5. Il résulte de ces dispositions que les avis émis les 24 mars et 22 septembre 2022 par lesquels la commission de réforme et le conseil médical unique se sont prononcés en faveur de la mise à la retraite pour invalidité de M. B et ont fixé son taux d’invalidité, ainsi que le courrier du 30 novembre 2022, par lequel la présidente du conseil départemental du Gard s’est bornée à lui indiquer les voies de recours en contestation des taux d’invalidité retenus par ces avis, revêtent un caractère préparatoire à la mise en œuvre de la procédure de mise à la retraite pour invalidité et ne constituent pas des décisions faisant grief susceptibles de recours devant le juge de l’excès de pouvoir. Les conclusions tendant à l’annulation de l’avis de la commission de réforme du 24 mars 2022, de la décision du conseil médical unique du 22 septembre 2022 et du courrier de la président du conseil départemental du 30 novembre 2022 sont donc irrecevables et doivent, dès lors, être rejetées.
Sur la fixation du taux d’incapacité et l’octroi d’une pension de retraite à taux plein :
6. Lorsqu’il est saisi d’un litige en matière de pension, il appartient au juge administratif, en sa qualité de juge de plein contentieux, de se prononcer sur les droits de l’intéressé en tenant compte de l’ensemble des circonstances de fait qui résultent de l’instruction, et aussi, le cas échéant, d’apprécier, s’il est saisi de moyens en ce sens ou au vu de moyens d’ordre public, sur la régularité de la décision en litige.
7. Il ressort des pièces du dossier qu’aucune décision fixant le taux d’incapacité de M. B ou notifiant le montant de sa pension de retraite n’a encore été prise par l’autorité administrative compétente.

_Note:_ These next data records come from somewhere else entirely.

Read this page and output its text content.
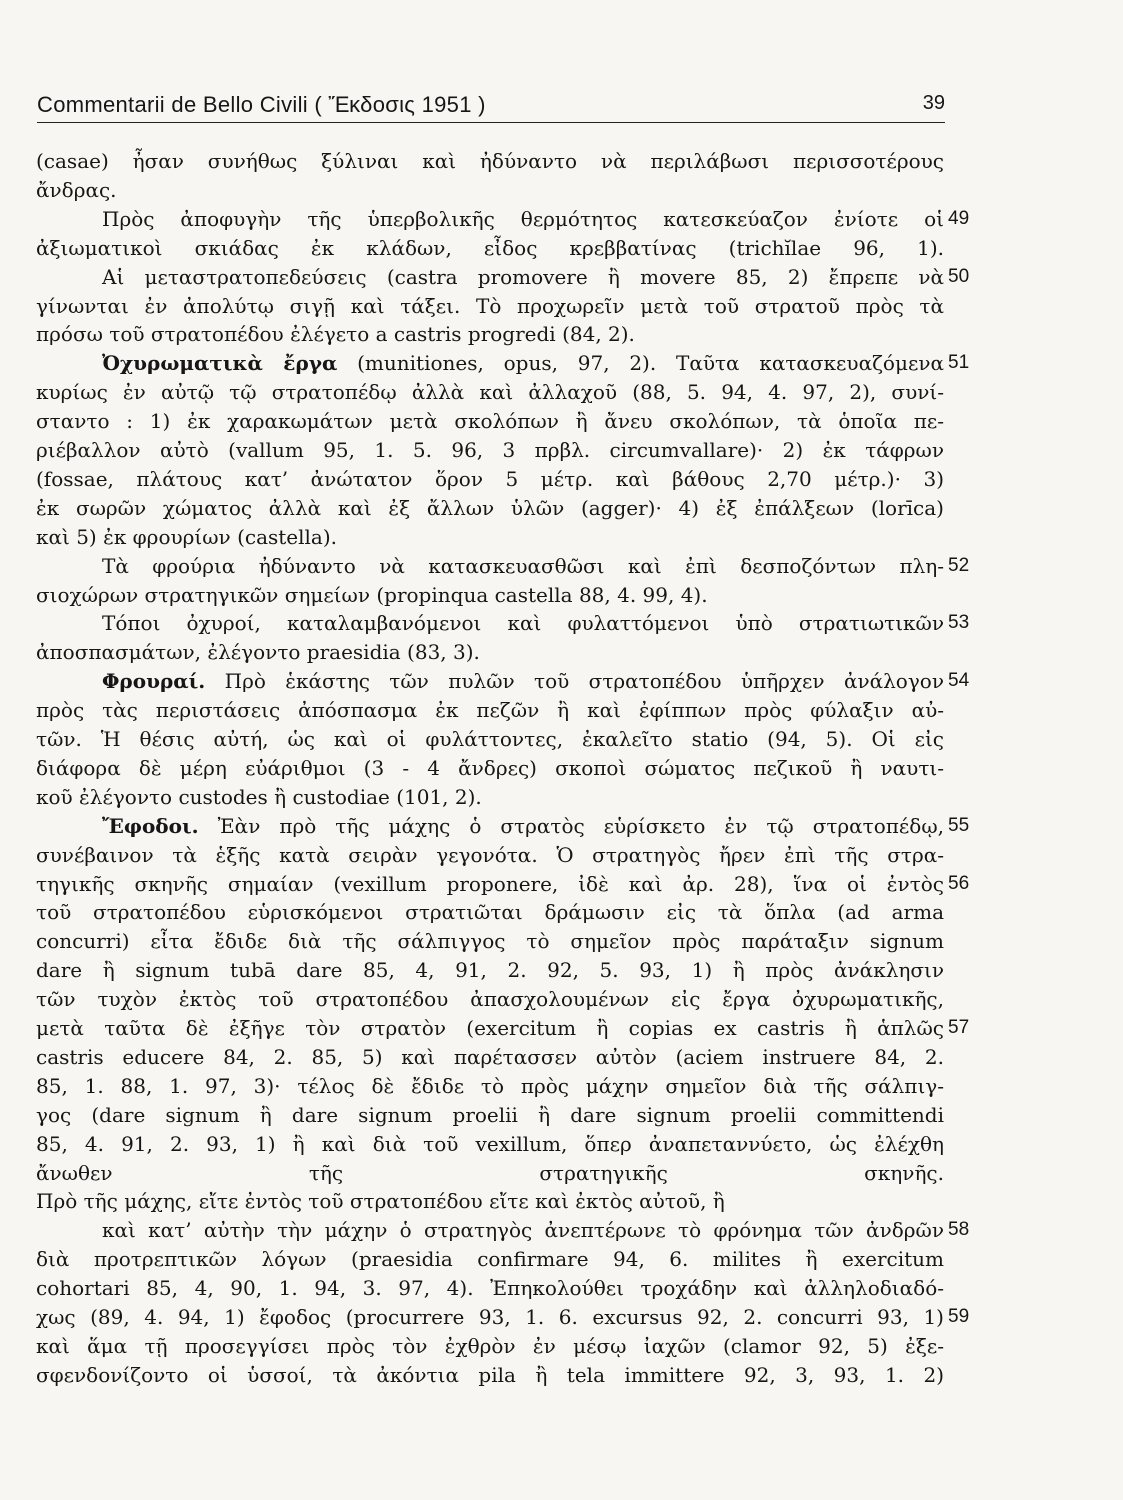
Commentarii de Bello Civili ( Ἔκδοσις 1951 )	39
(casae) ἦσαν συνήθως ξύλιναι καὶ ἠδύναντο νὰ περιλάβωσι περισσοτέρους
ἄνδρας.
Πρὸς ἀποφυγὴν τῆς ὑπερβολικῆς θερμότητος κατεσκεύαζον ἐνίοτε οἱ
ἀξιωματικοὶ σκιάδας ἐκ κλάδων, εἶδος κρεββατίνας (trichĭlae 96, 1).
Αἱ μεταστρατοπεδεύσεις (castra promovere ἢ movere 85, 2) ἔπρεπε νὰ
γίνωνται ἐν ἀπολύτῳ σιγῇ καὶ τάξει. Τὸ προχωρεῖν μετὰ τοῦ στρατοῦ πρὸς τὰ
πρόσω τοῦ στρατοπέδου ἐλέγετο a castris progredi (84, 2).
Ὀχυρωματικὰ ἔργα (munitiones, opus, 97, 2). Ταῦτα κατασκευαζόμενα
κυρίως ἐν αὐτῷ τῷ στρατοπέδῳ ἀλλὰ καὶ ἀλλαχοῦ (88, 5. 94, 4. 97, 2), συνί-
σταντο : 1) ἐκ χαρακωμάτων μετὰ σκολόπων ἢ ἄνευ σκολόπων, τὰ ὁποῖα πε-
ριέβαλλον αὐτὸ (vallum 95, 1. 5. 96, 3 πρβλ. circumvallare)· 2) ἐκ τάφρων
(fossae, πλάτους κατ’ ἀνώτατον ὅρον 5 μέτρ. καὶ βάθους 2,70 μέτρ.)· 3)
ἐκ σωρῶν χώματος ἀλλὰ καὶ ἐξ ἄλλων ὑλῶν (agger)· 4) ἐξ ἐπάλξεων (lorīca)
καὶ 5) ἐκ φρουρίων (castella).
Τὰ φρούρια ἠδύναντο νὰ κατασκευασθῶσι καὶ ἐπὶ δεσποζόντων πλη-
σιοχώρων στρατηγικῶν σημείων (propinqua castella 88, 4. 99, 4).
Τόποι ὀχυροί, καταλαμβανόμενοι καὶ φυλαττόμενοι ὑπὸ στρατιωτικῶν
ἀποσπασμάτων, ἐλέγοντο praesidia (83, 3).
Φρουραί. Πρὸ ἑκάστης τῶν πυλῶν τοῦ στρατοπέδου ὑπῆρχεν ἀνάλογον
πρὸς τὰς περιστάσεις ἀπόσπασμα ἐκ πεζῶν ἢ καὶ ἐφίππων πρὸς φύλαξιν αὐ-
τῶν. Ἡ θέσις αὐτή, ὡς καὶ οἱ φυλάττοντες, ἐκαλεῖτο statio (94, 5). Οἱ εἰς
διάφορα δὲ μέρη εὐάριθμοι (3 - 4 ἄνδρες) σκοποὶ σώματος πεζικοῦ ἢ ναυτι-
κοῦ ἐλέγοντο custodes ἢ custodiae (101, 2).
Ἔφοδοι. Ἐὰν πρὸ τῆς μάχης ὁ στρατὸς εὑρίσκετο ἐν τῷ στρατοπέδῳ,
συνέβαινον τὰ ἑξῆς κατὰ σειρὰν γεγονότα. Ὁ στρατηγὸς ἤρεν ἐπὶ τῆς στρα-
τηγικῆς σκηνῆς σημαίαν (vexillum proponere, ἰδὲ καὶ ἀρ. 28), ἵνα οἱ ἐντὸς
τοῦ στρατοπέδου εὑρισκόμενοι στρατιῶται δράμωσιν εἰς τὰ ὅπλα (ad arma
concurri) εἶτα ἔδιδε διὰ τῆς σάλπιγγος τὸ σημεῖον πρὸς παράταξιν signum
dare ἢ signum tubā dare 85, 4, 91, 2. 92, 5. 93, 1) ἢ πρὸς ἀνάκλησιν
τῶν τυχὸν ἐκτὸς τοῦ στρατοπέδου ἀπασχολουμένων εἰς ἔργα ὀχυρωματικῆς,
μετὰ ταῦτα δὲ ἐξῆγε τὸν στρατὸν (exercitum ἢ copias ex castris ἢ ἁπλῶς
castris educere 84, 2. 85, 5) καὶ παρέτασσεν αὐτὸν (aciem instruere 84, 2.
85, 1. 88, 1. 97, 3)· τέλος δὲ ἔδιδε τὸ πρὸς μάχην σημεῖον διὰ τῆς σάλπιγ-
γος (dare signum ἢ dare signum proelii ἢ dare signum proelii committendi
85, 4. 91, 2. 93, 1) ἢ καὶ διὰ τοῦ vexillum, ὅπερ ἀναπεταννύετο, ὡς ἐλέχθη
ἄνωθεν τῆς στρατηγικῆς σκηνῆς.
Πρὸ τῆς μάχης, εἴτε ἐντὸς τοῦ στρατοπέδου εἴτε καὶ ἐκτὸς αὐτοῦ, ἢ
καὶ κατ’ αὐτὴν τὴν μάχην ὁ στρατηγὸς ἀνεπτέρωνε τὸ φρόνημα τῶν ἀνδρῶν
διὰ προτρεπτικῶν λόγων (praesidia confirmare 94, 6. milites ἢ exercitum
cohortari 85, 4, 90, 1. 94, 3. 97, 4). Ἐπηκολούθει τροχάδην καὶ ἀλληλοδιαδό-
χως (89, 4. 94, 1) ἔφοδος (procurrere 93, 1. 6. excursus 92, 2. concurri 93, 1)
καὶ ἅμα τῇ προσεγγίσει πρὸς τὸν ἐχθρὸν ἐν μέσῳ ἰαχῶν (clamor 92, 5) ἐξε-
σφενδονίζοντο οἱ ὑσσοί, τὰ ἀκόντια pila ἢ tela immittere 92, 3, 93, 1. 2)
49
50
51
52
53
54
55
56
57
58
59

Dans ces conditions et sans qu’il soit besoin d’ordonner une expertise, les conclusions de sa requête tendant à l’octroi d’une pension de retraite à taux plein ou fixant son taux d’incapacité à 60 % présentent un caractère prématuré et sont par suite irrecevables. Elles doivent, dès lors, être rejetées.
Sur les conclusions à fin d’injonction :
8. L’exécution du présent jugement, qui rejette les conclusions à fin d’annulation présentées par M. B, n’implique aucune mesure d’exécution. Ses conclusions présentées à fin d’injonction doivent donc être également rejetées.
D E C I D E :
Article 1er : La requête de M. B est rejetée.
Article 2 : Le présent jugement sera notifié à A B et au département du Gard.
Délibéré après l’audience du 27 mars 2025, à laquelle siégeaient :
M. Roux, président,
Mme Vosgien, première conseillère,
Mme Béréhouc, conseillère.
Rendu public par mise à disposition au greffe le 10 avril 2025.
La rapporteure,
F. BEREHOUC
Le président,
G. ROUX
La greffière,
B. ROUSSELET-ARRIGONI
La République mande et ordonne au préfet du Gard en ce qui le concerne ou à tous commissaires de justice à ce requis en ce qui concerne les voies de droit commun contre les parties privées, de pourvoir à l’exécution de la présente décision.
Pour expédition conforme,
La greffière.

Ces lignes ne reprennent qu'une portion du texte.